Difficult talks about a pleasurable finance topic (Part 3)

November 21st, 2008 · No Comments

In a previous post, I mentioned how we had recently received a relatively large, lump sum, cash amount from a life insurance payout and how this caused “analysis paralysis” as we debated what to do with the money to maximize how it worked for us.  In the end, we realized there were two time periods we had to deal with.  In this post, I’ll talk more about the decisions we made for the second of those periods, the long term plan.

Bye-bye car loan

Bye-bye car loan

So now that we had completed our emergency fund check-up, my wife and I had a number of discussions to figure out the next best way to use this unexpected cash.   The floor was pretty much open to any idea at this point and we’d brainstormed alot of them — everything from bury it in a steel box in the backyard to buy or start a fast-food franchise (In’N’Out in Texas interest anyone else?)  However, all of our ideas tended to break down into two vary large categories which I’ll call the “Sure Thing” and the “Speculative”.

A “Sure Thing” is a use of the money where the result is pretty close to guaranteed, say putting it in a CD where it will earn a fixed yield for a period of time, or paying down debt where you’re guaranteed to have saved yourself the cost of interest and/or increased your future free cash flow.  “Speculative” meant that there was some risk involved, such as the risk that a start-up business would fail, or an investment would sour, etc.  To be clear, we’re classifying here on the risks directly associated on the stated goal and not on the surrounding environment’s risk.  For example, there is always a risk that your CD yield won’t be larger than inflation and thus you will have effectively lost money by the time the CD matures.  That risk is not what we’re classifying by.

As we talked things over, and over, and over again, we eventually came to the conclusion that we had too much other financial risk in our lives (one of us works for a small tech company, the other does individual consulting projects, and given the current economic market most of our investments were shrinking in value) not to put a large percentage of the money toward a “Sure Thing” or two.  Our thoughts at that point were to put somewhere around 50% of the money toward the “Sure Thing” category.  The final amount would depend on what concrete actions we identified to take within that group of ideas.

You might think that the decision on what “Sure Thing” to act on came down solely to analyzing the rates of return (including tax consequences, of course!) of each idea, but you’d be wrong.   While that was indeed a significant factor, my wife was quick to point out that we should also be concerned with maximizing our free cash flow — this would allow us to do something like “snowball” debt payments or give us the flexibility to take advantage of future opportunities when they arise.  To help illustrate the cash flow point, consider the following hypothetical, non-revolving debts:

Name Balance Interest (APR) Payment
Home Loan $35,000 7.00% $250
Car Loan $25,000 4.50% $750

If you had $25,000 to use and were solely interested in maximizing cash flow, you’d choose to pay off the car loan as that would free up $750 for each of the following months.
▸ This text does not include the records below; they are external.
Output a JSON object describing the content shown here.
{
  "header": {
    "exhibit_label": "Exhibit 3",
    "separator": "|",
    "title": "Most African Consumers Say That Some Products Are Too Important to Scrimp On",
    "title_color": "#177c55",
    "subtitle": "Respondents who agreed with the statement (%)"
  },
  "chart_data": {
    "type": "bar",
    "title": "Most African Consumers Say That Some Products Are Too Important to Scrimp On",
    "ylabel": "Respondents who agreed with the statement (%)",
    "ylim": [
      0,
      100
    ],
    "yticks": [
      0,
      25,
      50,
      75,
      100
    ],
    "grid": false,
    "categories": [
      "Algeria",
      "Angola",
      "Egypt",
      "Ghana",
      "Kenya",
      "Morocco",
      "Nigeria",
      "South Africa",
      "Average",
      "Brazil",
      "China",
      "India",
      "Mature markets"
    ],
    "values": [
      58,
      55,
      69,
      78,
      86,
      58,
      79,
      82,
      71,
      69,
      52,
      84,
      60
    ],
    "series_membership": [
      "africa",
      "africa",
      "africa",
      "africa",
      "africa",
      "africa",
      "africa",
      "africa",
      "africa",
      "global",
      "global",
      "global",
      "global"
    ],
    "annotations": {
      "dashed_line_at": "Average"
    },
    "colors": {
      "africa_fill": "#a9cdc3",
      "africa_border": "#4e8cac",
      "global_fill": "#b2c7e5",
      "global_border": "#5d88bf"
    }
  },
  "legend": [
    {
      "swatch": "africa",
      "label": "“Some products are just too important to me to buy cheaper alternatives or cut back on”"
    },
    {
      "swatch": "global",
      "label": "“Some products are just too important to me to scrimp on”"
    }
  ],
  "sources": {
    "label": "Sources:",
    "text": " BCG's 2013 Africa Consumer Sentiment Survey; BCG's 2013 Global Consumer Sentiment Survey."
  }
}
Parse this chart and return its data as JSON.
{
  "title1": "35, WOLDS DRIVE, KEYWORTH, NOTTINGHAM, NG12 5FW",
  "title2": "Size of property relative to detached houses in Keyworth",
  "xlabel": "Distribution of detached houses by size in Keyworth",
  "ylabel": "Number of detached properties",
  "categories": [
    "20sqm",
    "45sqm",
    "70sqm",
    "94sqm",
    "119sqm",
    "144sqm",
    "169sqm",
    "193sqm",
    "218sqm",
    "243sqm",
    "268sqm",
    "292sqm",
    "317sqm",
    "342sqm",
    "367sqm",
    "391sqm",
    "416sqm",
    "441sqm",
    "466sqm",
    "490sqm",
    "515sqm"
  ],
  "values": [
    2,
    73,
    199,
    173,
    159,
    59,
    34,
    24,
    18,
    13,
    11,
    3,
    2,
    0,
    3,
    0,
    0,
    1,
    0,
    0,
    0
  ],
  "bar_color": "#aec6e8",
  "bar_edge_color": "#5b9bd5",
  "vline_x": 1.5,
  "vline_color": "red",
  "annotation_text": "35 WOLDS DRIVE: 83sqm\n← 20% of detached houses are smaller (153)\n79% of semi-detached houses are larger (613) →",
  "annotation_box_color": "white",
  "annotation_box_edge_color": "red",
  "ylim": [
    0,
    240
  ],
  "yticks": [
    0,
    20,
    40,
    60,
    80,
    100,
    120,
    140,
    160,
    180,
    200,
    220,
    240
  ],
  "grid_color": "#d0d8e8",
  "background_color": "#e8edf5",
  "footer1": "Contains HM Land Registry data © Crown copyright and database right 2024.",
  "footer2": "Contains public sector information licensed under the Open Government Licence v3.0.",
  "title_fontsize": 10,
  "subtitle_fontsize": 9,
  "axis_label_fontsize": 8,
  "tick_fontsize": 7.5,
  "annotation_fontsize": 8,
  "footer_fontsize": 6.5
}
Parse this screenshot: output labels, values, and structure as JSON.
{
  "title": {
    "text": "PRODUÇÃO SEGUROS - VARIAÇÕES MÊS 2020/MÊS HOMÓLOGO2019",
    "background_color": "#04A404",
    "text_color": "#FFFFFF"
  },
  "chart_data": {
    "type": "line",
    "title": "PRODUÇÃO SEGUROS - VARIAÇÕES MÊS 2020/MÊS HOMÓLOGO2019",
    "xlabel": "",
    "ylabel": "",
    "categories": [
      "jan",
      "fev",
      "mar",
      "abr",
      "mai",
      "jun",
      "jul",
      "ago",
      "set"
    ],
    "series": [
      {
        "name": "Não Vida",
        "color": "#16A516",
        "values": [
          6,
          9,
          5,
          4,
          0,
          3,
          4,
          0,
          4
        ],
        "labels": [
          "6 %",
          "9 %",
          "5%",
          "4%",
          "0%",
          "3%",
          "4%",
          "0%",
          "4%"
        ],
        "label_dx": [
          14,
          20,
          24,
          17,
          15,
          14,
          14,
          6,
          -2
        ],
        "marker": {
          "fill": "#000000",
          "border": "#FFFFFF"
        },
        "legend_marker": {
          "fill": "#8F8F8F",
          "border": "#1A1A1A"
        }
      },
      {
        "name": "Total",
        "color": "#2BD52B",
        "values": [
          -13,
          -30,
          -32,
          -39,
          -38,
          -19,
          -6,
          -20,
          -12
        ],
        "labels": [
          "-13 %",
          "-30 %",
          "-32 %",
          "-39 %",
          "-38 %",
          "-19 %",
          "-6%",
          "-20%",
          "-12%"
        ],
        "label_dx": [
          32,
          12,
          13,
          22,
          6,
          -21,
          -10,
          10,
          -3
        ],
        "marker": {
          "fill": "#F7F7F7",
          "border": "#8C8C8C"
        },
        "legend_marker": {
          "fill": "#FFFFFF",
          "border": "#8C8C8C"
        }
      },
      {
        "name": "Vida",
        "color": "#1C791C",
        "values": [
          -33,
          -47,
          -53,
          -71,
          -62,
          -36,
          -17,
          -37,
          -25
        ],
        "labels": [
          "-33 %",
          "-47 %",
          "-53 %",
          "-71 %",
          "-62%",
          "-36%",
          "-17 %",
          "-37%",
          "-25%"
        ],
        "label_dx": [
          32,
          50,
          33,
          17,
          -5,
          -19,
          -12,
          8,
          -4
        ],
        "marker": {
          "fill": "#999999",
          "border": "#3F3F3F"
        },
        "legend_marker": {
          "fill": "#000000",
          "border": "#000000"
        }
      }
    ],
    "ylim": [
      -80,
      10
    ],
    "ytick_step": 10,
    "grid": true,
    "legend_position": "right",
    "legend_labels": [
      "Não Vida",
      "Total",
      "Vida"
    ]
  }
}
Whereas applying it to the home loan would save you more in interest paid, but you’d have no change in payments due for a great many months yet.   The difference in cash flow change is fairly obvious: $750 vs $0, so what’s the difference in interest paid?  When calculating this, it is important to realize that there are tax differences between these two loans.  The interest on the home loan is an income deduction (for those not hit with AMT) for tax purposes but the interest on the car is not.  This reduces the effective interest rate you’re paying on the home loan by a percentage equivalent to your tax rate.   For example, if you end up paying 25% of your income as tax at the end of the year, then the interest rate you’re paying on your home loan is really:

7.00% – (0.25 * 7.00%) = 7.00% – 1.75% = 5.25%

There isn’t quite as big of a spread between interest rates for these two loans as there had originally looked to be.  Only 75 basis points!  This amounts to a savings of only $187.50 for the first year on interest paid between your two choices of where to send your $25,000.  (Assuming your tax rate doesn’t change during that year.)

So let’s summarize and see which makes more sense.  If you make a $25,000 payment to the home loan, you’ve saved yourself roughly $190 (I rounded up) in interest during the next year when compared to paying the auto loan but you’ve had no change in cash flow needs for the following months.   If instead you paid the $25,000 to the auto loan, you’ve cost yourself $190 in extra interest you have to pay during the following year, but you now have $750 extra each month to do something with, and you could change that something every month if you wanted to.   By the way, if you invested that extra $750 each month in something with a 3% APY, you’d have earned $147.60 of that $190 back.

In the end, our next decision was to use some of our “Sure Thing” money to pay off our outstanding auto loan.   Given that we’ve already worked hard to be in a situation where we maintain no credit card debt, we now find ourselves without any debts beyond the house mortgage and student loans.   What a feeling of relief!